Algunos se preguntarán qué tiene todo esto que ver con la vida en las ciudades. Y la respuesta es tautológica: ¡Mucho!, porque un campo que recupere su vitalidad y brinde oportunidades a la población rural puede posibilitar el retorno a miles de personas desplazadas que tuvieron que huir a las ciudades expulsadas por la violencia, y que tuvieron que disputarse en las grandes urbes un lugar dónde vivir, un empleo para comer, educación para sus hijos y salud para su familia. Además, se garantiza un campo con campesinos sembrando, cosechando y distribuyendo alimentos a un precio justo y no un campo tomado por fincas y haciendas ganaderas «potrerizando» y erosionando suelos. Mejor dicho: la paz es a la biodiversidad lo que el campesino al campo.
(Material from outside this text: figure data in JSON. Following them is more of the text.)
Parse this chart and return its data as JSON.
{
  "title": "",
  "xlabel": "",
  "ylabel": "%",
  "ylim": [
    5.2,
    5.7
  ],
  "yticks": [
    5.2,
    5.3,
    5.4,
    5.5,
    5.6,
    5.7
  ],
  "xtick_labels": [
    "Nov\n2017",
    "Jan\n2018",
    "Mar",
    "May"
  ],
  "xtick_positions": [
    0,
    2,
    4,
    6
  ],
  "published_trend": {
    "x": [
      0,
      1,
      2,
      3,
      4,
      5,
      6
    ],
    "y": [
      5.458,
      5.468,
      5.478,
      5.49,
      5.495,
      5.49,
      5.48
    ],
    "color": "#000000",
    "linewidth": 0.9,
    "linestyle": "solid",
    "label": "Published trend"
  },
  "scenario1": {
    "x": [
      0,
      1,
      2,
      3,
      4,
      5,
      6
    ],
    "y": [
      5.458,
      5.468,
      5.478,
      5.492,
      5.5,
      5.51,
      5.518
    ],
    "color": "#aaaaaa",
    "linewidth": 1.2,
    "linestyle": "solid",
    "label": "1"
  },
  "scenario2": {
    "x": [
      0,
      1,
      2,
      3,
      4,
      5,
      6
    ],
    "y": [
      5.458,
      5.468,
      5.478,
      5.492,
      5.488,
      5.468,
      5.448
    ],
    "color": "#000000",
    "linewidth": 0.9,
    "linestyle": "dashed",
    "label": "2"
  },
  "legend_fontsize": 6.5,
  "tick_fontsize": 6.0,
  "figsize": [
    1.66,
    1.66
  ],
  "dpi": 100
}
Así, un campo con buena producción alimentaria y con un comercio justo puede reducir los precios en los insumos de la canasta familia y contribuir a disminuir el hambre en las ciudades, donde el precio de los alimentos resulta excesivo.

Por eso, la presente edición del periódico A la Calle está dedicada al tema de la economía de lo social y lo solidario, en el campo y en la ciudad; a esa otra economía que requiere el país para que lo más importante sea el buen vivir de todos los seres humanos y no la acumulación de la riqueza en unas pocas manos. Se advierte, pues, en el sentido más realista y hobbesiano que donde hay hambre habrá guerra de todos contra todos.